Positioning Yourself Well for Your First Job Search

Mix Pragmatism with Planning

If you find yourself with a college degree, but you still don’t know what you want to do with your life, that’s okay. A lot of us have faced this very dilemma. As a new grad, you need a job, but it’s likely you are still in the investigation phase identifying which job is most appealing and best utilizes your strengths and experience.

Go ahead and start looking for entry-level positions within your major. Change your mindset and don’t think about it as the job that will define your future. Consider it a test run. If you don’t like the position, figure out why and identify what job has the opposite functions to the ones you don’t like. Or identify what you do like about your job and pursue a job with those functions as its primary responsibilities.

Excise desperation from your mindset. Avoid taking any old job because you need money. Odds are you’ll end up hating it and leave quickly. Your first job will stay on your resume for at least 10 years which means you’ll have to answer the question why you took the job and why you left it so quickly. You are building a brand. Making a hasty or poorly thought out decision early on can come back to haunt you and dull the gleam of the polished personal brand you’ve established in subsequent positions. Mixing pragmatism with a bit of planning will pay off.

For example, maybe you are in an entry level sales position for a robotics company, but you realize you’re much more comfortable explaining the product, problem-solving and training others on the product rather than closing the deal. Those are the functions of an applications engineer. That is the position to target next. Or let’s say you’re not as fond of being in front of people and being under the gun having to trouble shoot and problem solve at the client’s whim, but you do like the programming aspect of the job. Your next step would be to look for a programming or software engineer position where coding is going to be your primary responsibility.
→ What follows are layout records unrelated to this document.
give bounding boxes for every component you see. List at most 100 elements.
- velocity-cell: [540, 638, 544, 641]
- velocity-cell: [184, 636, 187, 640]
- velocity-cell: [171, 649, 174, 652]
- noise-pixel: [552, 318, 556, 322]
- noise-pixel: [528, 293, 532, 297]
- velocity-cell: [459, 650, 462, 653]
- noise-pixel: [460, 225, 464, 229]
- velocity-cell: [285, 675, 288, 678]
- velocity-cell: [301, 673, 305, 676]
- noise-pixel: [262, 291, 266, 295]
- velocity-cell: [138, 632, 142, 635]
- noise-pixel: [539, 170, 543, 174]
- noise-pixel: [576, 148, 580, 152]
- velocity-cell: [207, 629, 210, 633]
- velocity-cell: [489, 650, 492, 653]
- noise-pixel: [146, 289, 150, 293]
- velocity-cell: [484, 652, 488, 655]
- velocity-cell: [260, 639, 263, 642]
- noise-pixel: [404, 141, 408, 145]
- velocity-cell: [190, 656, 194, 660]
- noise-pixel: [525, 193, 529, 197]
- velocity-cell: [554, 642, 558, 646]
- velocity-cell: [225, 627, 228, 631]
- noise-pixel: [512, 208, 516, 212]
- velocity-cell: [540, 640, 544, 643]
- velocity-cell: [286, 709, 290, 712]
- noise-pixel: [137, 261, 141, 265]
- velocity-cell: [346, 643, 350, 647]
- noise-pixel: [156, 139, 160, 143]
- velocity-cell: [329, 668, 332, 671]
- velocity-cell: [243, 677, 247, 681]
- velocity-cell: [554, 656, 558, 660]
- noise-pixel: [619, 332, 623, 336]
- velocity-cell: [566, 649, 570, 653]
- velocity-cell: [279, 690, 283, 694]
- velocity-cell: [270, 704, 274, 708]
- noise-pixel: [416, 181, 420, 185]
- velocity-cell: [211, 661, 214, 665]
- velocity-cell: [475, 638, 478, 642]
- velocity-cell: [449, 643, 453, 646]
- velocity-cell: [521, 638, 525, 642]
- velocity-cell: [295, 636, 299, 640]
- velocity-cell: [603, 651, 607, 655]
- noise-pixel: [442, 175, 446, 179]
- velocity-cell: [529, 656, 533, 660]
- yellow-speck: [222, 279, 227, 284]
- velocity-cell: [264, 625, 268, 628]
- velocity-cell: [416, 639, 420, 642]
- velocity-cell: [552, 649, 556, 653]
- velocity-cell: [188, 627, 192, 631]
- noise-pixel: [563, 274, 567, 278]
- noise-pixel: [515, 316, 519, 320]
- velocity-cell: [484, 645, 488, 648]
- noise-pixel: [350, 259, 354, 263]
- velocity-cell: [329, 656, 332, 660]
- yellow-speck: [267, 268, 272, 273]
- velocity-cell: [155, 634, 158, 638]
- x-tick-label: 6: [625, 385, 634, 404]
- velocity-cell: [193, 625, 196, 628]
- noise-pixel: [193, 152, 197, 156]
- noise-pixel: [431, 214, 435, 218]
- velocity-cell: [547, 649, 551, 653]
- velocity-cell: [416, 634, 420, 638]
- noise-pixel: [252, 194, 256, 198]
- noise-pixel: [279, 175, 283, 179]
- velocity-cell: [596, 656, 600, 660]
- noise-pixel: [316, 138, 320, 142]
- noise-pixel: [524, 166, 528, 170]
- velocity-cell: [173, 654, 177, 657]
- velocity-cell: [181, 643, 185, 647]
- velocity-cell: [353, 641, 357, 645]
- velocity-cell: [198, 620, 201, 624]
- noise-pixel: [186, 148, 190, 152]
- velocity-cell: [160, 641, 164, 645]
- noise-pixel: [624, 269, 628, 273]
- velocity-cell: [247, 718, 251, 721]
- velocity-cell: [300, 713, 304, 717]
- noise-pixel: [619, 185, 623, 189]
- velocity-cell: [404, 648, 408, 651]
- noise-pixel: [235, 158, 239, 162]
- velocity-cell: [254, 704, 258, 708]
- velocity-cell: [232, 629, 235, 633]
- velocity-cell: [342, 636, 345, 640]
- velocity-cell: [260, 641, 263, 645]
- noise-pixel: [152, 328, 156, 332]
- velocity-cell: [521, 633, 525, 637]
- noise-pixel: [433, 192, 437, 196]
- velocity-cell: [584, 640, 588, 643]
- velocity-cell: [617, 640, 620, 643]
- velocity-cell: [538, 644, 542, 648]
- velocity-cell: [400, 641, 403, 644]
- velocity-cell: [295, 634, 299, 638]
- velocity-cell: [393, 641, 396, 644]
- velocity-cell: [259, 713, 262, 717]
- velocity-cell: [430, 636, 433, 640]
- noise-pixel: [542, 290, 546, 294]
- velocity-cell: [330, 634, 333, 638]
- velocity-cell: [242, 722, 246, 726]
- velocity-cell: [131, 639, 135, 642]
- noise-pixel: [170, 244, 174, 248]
Most importantly, BE CURIOUS. Talk to people who are doing jobs that look interesting to you. Find out how they landed in that position. How do they recommend that you get a job in that field?

Network Like A Pro.

What does that mean? Build relationships. It is wonderful to have well-connected people in your network ready and willing to help you. It is critical in any networking relationship to add value, build the relationship and show them you’re serious about being a professional and peer and not someone who’s in it to only get and not give. Seeing alumni, your connections and/or your parents’ connections as the proverbial genie in the bottle ready to grant you whatever favor you ask displays a lack of social and self-awareness. When meeting with your networking partner, listen and see where you can help him/her. Show a willingness to do something for them.

When asking for help, be clear and specific. Saying, “I was hoping you could introduce me to someone at your previous employer so I can talk to them,” lacks specificity and doesn’t create a sense of urgency for your partner to respond. Far better to say, “Do you happen to know Beth Johnson from your days at Acme, Inc.? I was hoping to get an introduction to her because of her work with autonomous vehicles.” This is much better. You’ve named a person you want to be introduced to and you’ve also identified why. This is a call to action for your networking partner. If your connection doesn’t know Beth, they may know someone else within autonomous vehicles to whom they can introduce you.

Social Media Derailment.

Avoid it. Figure out what others can find out about you online via all your social media channels. Remember nothing ever leaves the internet so be thorough. Change your privacy settings to ensure just anyone can’t look at your social media profiles and make sure to remove anything that reflects on you poorly.

Tailor Your Resume.

This will take time and who wants to stop to tailor each application? Resist the temptation to simply apply for positions. I know you’ve already invested a lot of time and/or money on your resume. But it’s not quite ready to go. There are always ways to improve a resume to better suit a position. Putting in the time to analyze the posting and show the company you did your due diligence by articulating a reason why you want to work for them will go a long way. Understand that the people reviewing your application materials are seasoned professionals. They can tell when an applicant has phoned it in and when they’re giving it their all.

Utilizing new tools and paying attention to these four tips will make for a more successful job search for any new grad.